At the time, it wasn’t indicative of anything in particular, but in retrospect, it’s clear that the university had already started a discussion with Aurora by that point regarding their exit from the project. This shouldn’t be a surprise, if you think about it. Whatever ultimately caused the shift away from the fieldhouse design for the project, it altered the scope of the project. When you change the size of the building from 10 acres to less than a city block, the fact of the matter is that there’s just less space for things. Marquette’s focus has to be on Marquette, and while having Aurora doing research alongside Marquette’s research would have been great, if there’s no space, then there’s no space.

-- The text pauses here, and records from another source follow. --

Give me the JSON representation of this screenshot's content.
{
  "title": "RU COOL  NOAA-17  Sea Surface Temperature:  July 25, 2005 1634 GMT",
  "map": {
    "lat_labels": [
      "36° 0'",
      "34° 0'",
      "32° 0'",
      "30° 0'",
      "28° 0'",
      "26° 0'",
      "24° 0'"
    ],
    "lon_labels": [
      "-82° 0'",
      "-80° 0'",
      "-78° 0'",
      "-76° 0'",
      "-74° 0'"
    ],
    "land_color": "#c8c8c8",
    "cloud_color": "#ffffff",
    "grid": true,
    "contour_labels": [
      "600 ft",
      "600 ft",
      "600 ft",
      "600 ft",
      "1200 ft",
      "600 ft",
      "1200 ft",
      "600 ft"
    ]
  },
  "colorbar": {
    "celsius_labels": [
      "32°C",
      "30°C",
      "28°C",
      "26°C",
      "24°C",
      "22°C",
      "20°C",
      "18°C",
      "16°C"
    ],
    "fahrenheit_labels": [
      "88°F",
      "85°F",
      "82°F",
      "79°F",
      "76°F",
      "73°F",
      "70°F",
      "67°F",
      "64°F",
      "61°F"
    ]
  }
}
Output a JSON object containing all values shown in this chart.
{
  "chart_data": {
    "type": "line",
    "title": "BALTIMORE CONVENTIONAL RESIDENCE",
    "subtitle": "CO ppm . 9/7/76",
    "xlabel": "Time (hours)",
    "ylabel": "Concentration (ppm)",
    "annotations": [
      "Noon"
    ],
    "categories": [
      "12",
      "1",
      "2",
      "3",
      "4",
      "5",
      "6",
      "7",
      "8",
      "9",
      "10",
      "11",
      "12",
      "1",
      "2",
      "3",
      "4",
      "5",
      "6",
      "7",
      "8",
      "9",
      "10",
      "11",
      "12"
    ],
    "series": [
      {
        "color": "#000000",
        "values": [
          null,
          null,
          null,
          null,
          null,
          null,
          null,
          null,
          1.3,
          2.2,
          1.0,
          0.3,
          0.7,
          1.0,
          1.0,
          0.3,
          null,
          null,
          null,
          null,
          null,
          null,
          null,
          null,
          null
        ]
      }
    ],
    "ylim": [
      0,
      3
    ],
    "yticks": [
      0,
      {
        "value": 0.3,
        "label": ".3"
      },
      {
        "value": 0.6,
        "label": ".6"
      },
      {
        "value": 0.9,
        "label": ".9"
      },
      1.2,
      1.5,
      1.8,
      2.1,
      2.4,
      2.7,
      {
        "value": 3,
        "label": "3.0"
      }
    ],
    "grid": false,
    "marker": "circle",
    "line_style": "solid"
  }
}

There is, of course, the financial discussion point. Yeah, it’s probably not great to not have Aurora’s $40 million any more. On the flip side, the building also isn’t costing $120 million any more. Marquette hasn’t released any official price tags on the new APRC design, but when you’re not building an indoor lacrosse field with seating for roughly 1,000 people, it’s safe to say that you’ve trimmed a massive amount of money from the project. Marquette had not announced any other partners in the old APRC design, so it’s entirely possible that was a facet of the change. It’s possible that the university is taking on the cost by itself, as the human performance research space is worth the expenditure on its own. The December press release mentioned “benefactors” for the lacrosse and golf locker rooms, so it’s quite clear that a decent section of the cost has already been defrayed by donations.

The signage on the construction fencing states that the project is set to be open and in use in the spring of 2019.